Participants in the toggle recoil group rested in a side-lying position with the treatment side in the up position. The clinician lightly contacted the skin over C1-C2 with one pisiform while stabilizing the wrist with the other hand. The thrust was delivered through rapid elbow extension (toggle) followed by immediate retraction (recoil). The thrust depth was approximately 1cm causing the headpiece of the table to drop 1cm. All participants in this group received toggle recoil SMT on their first visit and then in subsequent treatments when clinically indicated.

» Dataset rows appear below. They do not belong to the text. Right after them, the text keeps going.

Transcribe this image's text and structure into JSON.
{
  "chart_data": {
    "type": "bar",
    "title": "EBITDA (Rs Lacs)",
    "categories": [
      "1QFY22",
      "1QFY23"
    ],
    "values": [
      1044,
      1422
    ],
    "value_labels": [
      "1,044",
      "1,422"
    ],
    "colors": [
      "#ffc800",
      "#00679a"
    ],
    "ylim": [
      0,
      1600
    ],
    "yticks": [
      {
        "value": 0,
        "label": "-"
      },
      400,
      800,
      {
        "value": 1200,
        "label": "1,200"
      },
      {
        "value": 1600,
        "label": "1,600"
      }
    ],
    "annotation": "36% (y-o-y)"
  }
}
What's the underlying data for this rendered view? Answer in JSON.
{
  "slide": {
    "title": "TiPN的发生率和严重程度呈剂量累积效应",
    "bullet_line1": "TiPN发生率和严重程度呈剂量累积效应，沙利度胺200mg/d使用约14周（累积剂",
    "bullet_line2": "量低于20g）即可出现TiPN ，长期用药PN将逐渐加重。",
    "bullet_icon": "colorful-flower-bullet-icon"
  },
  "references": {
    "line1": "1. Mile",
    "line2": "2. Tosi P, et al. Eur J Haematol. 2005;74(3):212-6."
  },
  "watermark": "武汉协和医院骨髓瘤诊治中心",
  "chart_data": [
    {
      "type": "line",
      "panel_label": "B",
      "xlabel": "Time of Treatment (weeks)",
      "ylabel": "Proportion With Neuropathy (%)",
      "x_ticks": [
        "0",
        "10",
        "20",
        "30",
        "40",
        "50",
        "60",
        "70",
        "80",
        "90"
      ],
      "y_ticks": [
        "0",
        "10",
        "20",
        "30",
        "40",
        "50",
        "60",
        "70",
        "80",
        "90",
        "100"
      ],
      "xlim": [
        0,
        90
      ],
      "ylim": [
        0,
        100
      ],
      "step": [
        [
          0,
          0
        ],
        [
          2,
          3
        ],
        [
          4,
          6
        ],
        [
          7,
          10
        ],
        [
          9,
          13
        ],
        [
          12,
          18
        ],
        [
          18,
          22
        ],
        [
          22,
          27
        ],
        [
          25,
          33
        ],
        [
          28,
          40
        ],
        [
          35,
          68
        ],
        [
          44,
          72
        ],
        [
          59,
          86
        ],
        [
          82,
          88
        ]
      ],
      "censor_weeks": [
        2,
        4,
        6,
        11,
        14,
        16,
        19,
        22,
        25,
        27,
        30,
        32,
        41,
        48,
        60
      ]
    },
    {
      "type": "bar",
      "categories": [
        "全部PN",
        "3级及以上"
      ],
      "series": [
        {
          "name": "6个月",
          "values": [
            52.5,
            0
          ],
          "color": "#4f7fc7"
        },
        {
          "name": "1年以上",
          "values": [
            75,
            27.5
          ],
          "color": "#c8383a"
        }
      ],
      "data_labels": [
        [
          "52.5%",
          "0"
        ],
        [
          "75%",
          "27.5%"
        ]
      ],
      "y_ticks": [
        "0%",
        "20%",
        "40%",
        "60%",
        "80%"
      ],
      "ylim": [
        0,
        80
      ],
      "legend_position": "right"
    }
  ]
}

Participants in the sham treatment group rested in a supine position with their head rotated approximately 45 degrees to the right. The clinician knelt next to the table and cradled the participant’s head with their forearm while stabilizing the head by resting the opposite hand on the mastoid process and temporal bone area. The clinician gradually increased downward pressure on the headpiece until it rapidly dropped 1 cm. No thrust was delivered. Participants in this group received the sham procedure on their first visit and then based on a computerized random assignment for between 4 and 8 visits.

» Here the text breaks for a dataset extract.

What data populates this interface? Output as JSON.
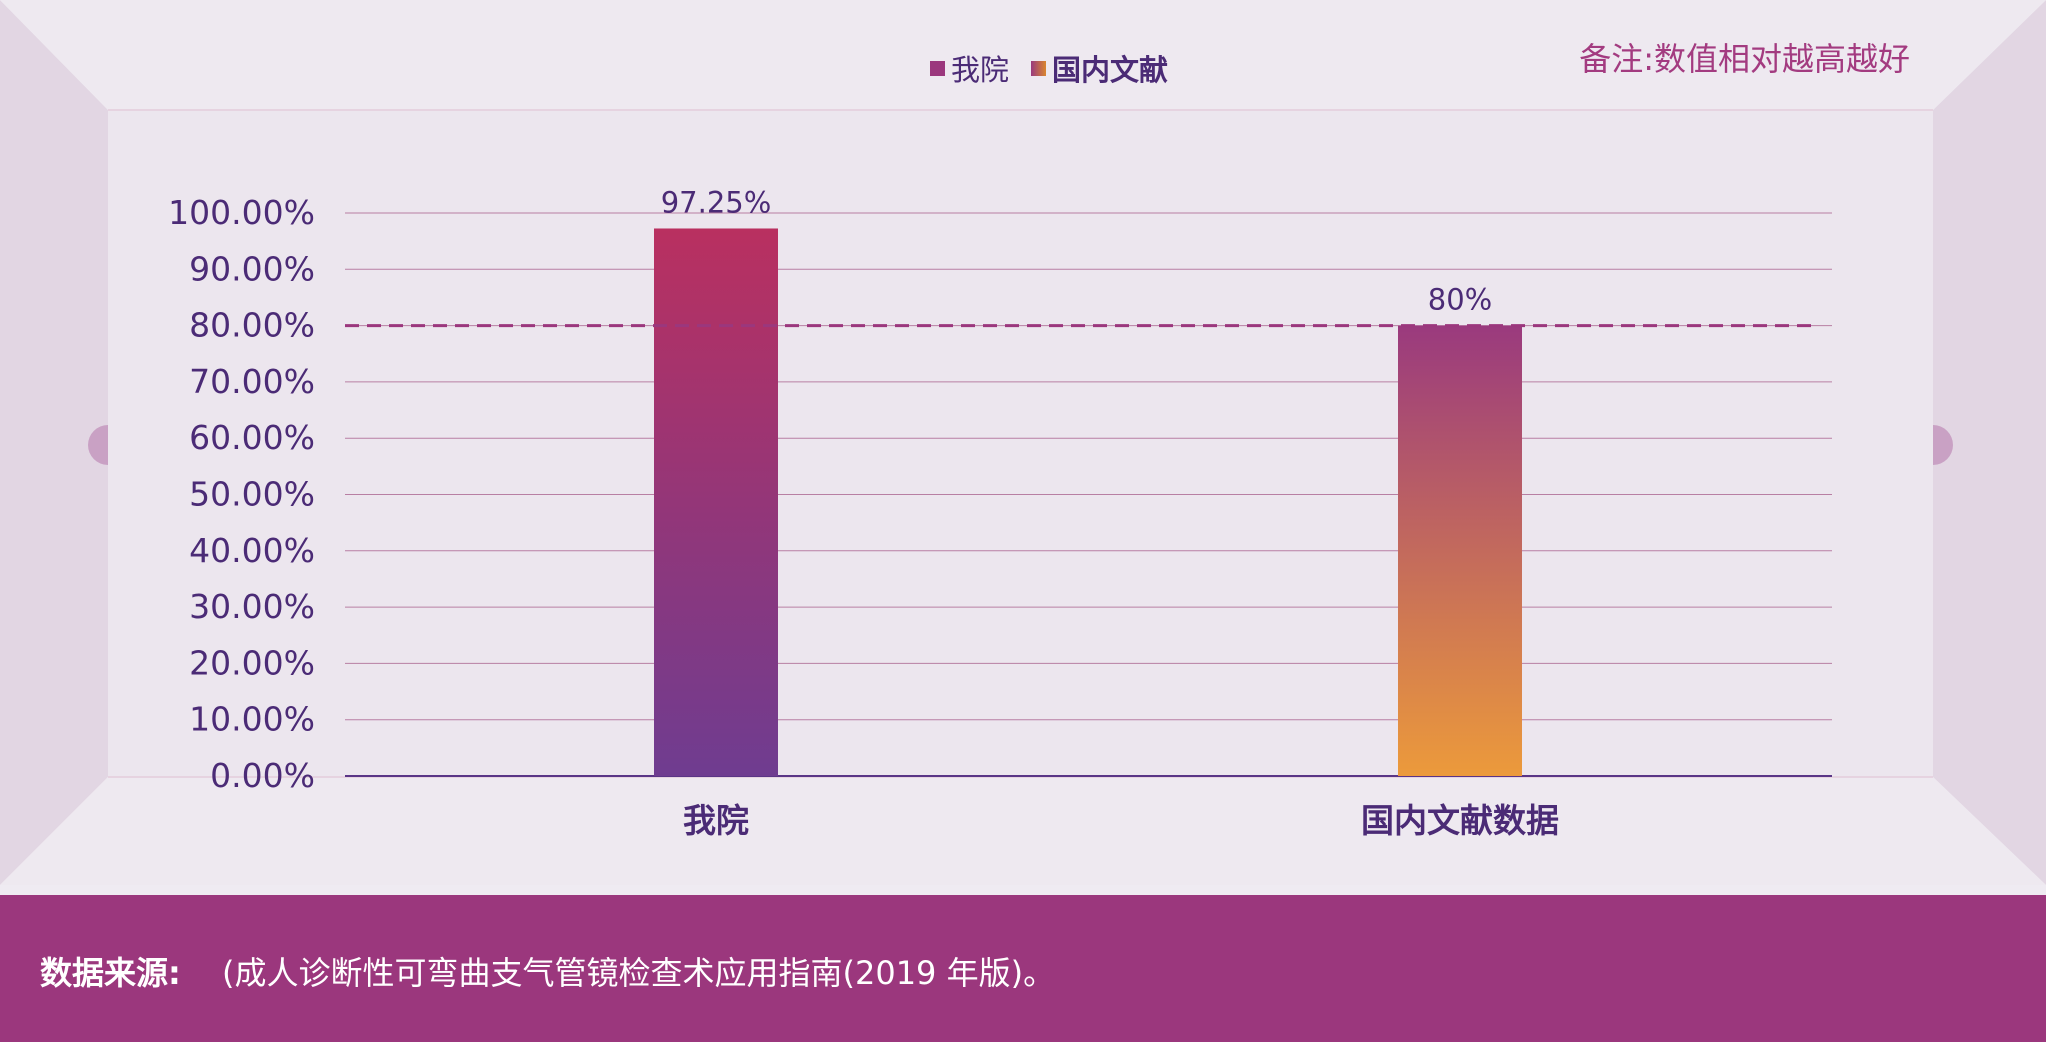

All participants, with the exception of the treating clinicians, were blinded to group allocations and clinicians and study coordinators were blinded to BP and clinical outcomes. Nurse assessors were blinded to non-BP clinical outcomes.

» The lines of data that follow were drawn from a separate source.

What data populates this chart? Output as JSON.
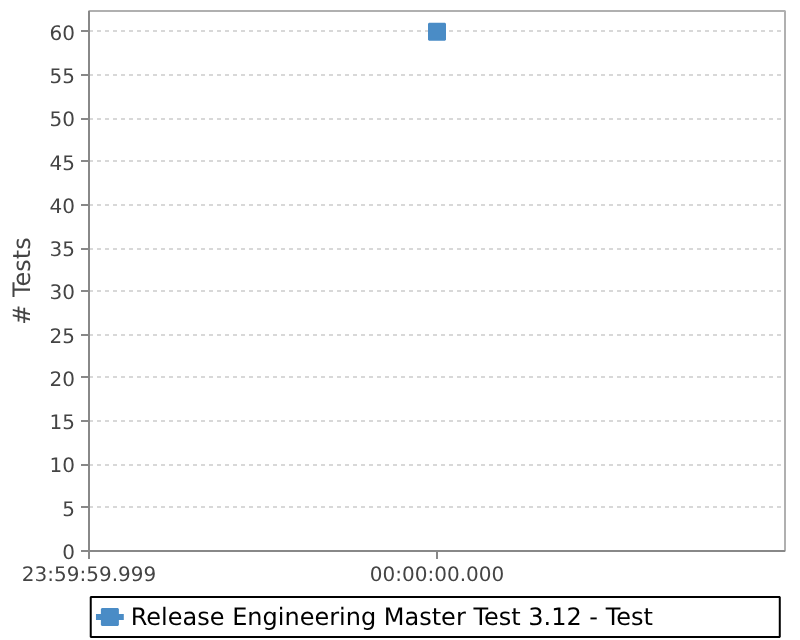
{
  "chart_data": {
    "type": "line",
    "ylabel": "# Tests",
    "categories": [
      "23:59:59.999",
      "00:00:00.000"
    ],
    "series": [
      {
        "name": "Release Engineering Master Test 3.12 - Test",
        "color": "#4a8cc6",
        "values": [
          null,
          60
        ]
      }
    ],
    "ylim": [
      0,
      62.4
    ],
    "yticks": [
      0,
      5,
      10,
      15,
      20,
      25,
      30,
      35,
      40,
      45,
      50,
      55,
      60
    ],
    "grid": "y",
    "legend": "bottom",
    "marker": "square"
  }
}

Study Strengths / Weaknesses:

  • The sham procedure used was developed for cervical SMT studies (5) and validated in neck pain trials (6).
  • The participants were drawn from a self-referred community-based pool making the results more widely applicable.
  • The use of multiple experienced DCs more accurately reflects clinical practice.
  • An established BP measurement protocol was followed and a rigorous and ongoing quality control process was used throughout the trial.
  • More participants from the SMT group were receiving multiple classes of antihypertensive medications, which may indicate that they had more refractory hypertension that was less likely to respond to the study treatments.
  • The sham procedure followed was developed for neck pain rather than BP studies, and while there was no thrust, the drop mechanism was activated which may have resulted in some force being applied to the cervical vertebrae (as we have discussed many times, finding an adequate sham procedure for spinal manipulation is challenging!).

Additional References:

  1. Cutler JA, Sorlie PD, Wolz M, et al. Trends in hypertension prevalence, awareness, treatment, and control rates in United States adults between 1988-1994 and 1999-2004. Hypertension 2008; 52: 818-827.
  2. Knutson GA. Significant changes in systolic blood pressure post vectored upper cervical adjustment vs resting control groups: a possible effect of the cervicosympathetic and/or pressor reflex. J Manipulative Physiol Ther 2001; 24: 101-109.
  3. Goertz CH, Grimm RH, Svendsen K, et al. Treatment of Hypertension with Alternative Therapies (THAT) study: a randomized clinical trial. J Hypertens 2002; 20: 2063-2068.
  4. Strazewski J. The essentials of toggle recoil; 2008.
  5. Vernon H, MacAdam K, Marshall V, et al. Validation of a sham manipulative procedure for the cervical spine for use in clinical trials. J Manipulative Physiol Ther 2005; 28: 662-666.
  6. Vernon HT, Triano JJ, Ross JK, et al. Validation of a novel sham cervical manipulation procedure. Spine J 2012; 12: 1021-1028.
  7. Hawk C, Schneider M, Evans MW, et al. Consensus process to develop a best-practice document on the role of chiropractic care in health promotion, disease prevention, and wellness. J Manipulative Physiol Ther 2012; 35: 556-567.
  8. Bakris G, Dickholtz M, Meyer PM et al. Atlas vertebra realignment and achievement of arterial pressure goal in hypertensive patients: a pilot study. J Human Hypertens 2007; 21: 347–352.